President Robert Mugabe will address the conference but the keynote speaker will be Zambia's former president Kenneth Kaunda, whose son died of AIDS in 1986.
Kaunda, Zambia's first black president, is now an AIDS awareness activist, working to remove the stigma attached to HIV and AIDS by speaking openly about his son's disease.
Zimbabwe has been in the grip of the AIDS pandemic for two decades, with conservative estimates putting the prevalence rate of HIV and AIDS at 25 percent, with 30 percent of pregnant women infected with HIV.
At least 3,000 Zimbabweans die every week of AIDS and about 70 percent of patients admitted to Zimbabwe's hospitals suffer from HIV and AIDS-related illnesses, according to independent studies.
Last year government hospital morgues were reportedly unable to cope with the large number of AIDS victims, with the numbers of bodies exceeding their intake capacity more than threefold.
"Zimbabwe's first national HIV and AIDS conference will provide a forum to share programme successes, lessons learned and current model activities, in order to point the way forward to national expansion of these successes," a statement on the conference said.

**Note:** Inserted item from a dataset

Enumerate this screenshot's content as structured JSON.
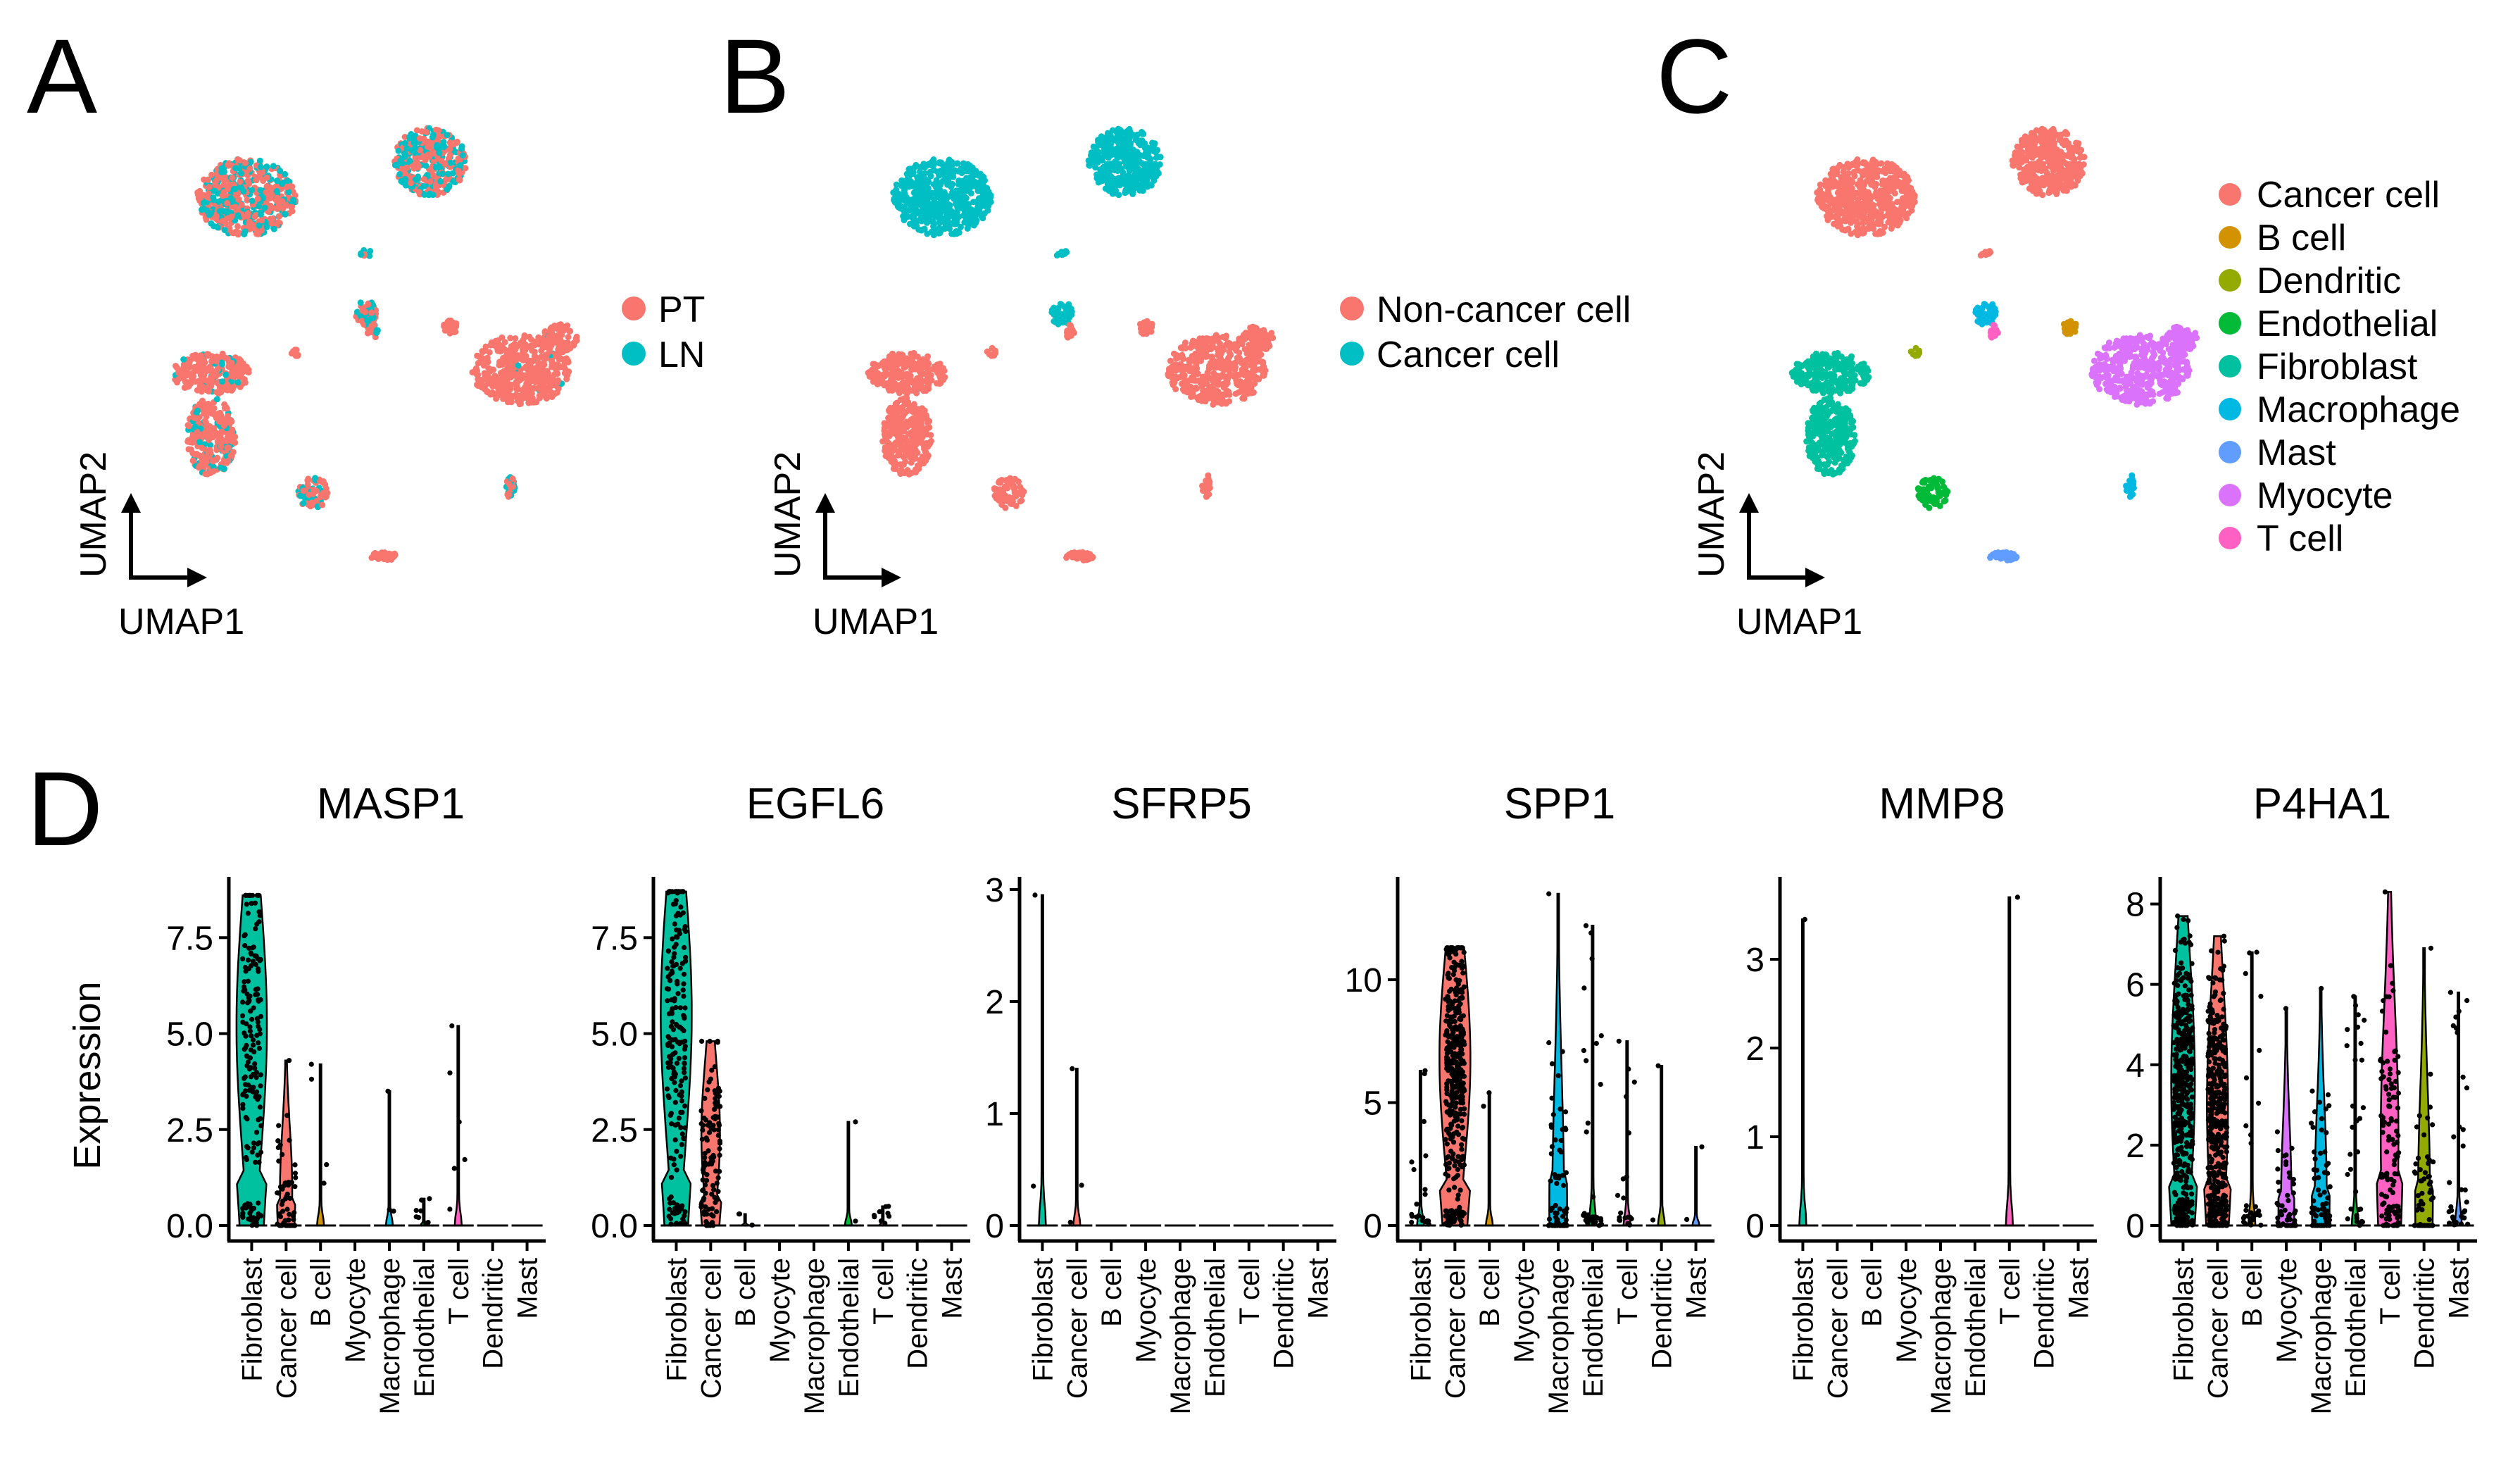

"While a lot has been done to address the problem of HIV/AIDS, the challenge to prevent HIV transmissions remains significant and complex," said a conference document.
"In spite of near universal levels of awareness having been achieved, knowledge gaps, negative attitudes, inappropriate decision-making and negative behaviour still characterise the AIDS arena," it stated.
The health ministers from Botswana, South Africa and Lesotho are also expected to share their countries' experiences in fighting HIV and AIDS.
In 1999, Zimbabwe declared HIV/AIDS a national disaster and launched a national AIDS Trust fund financed by a three percent levy on income tax to finance AIDS-fighting programmes.
Last month the government introduced free anti-retrovirals administered to patients at state-run hospitals. It aims to roll out the anti-AIDS drugs to tens of thousands of people.
A Zimbabwean pharmaceutical company started manufacturing generic anti-retroviral drugs, claiming it is probably the first generic company to produce ARVs in Africa.
The conference has as its main focus care, treatment and support for those with HIV and AIDS.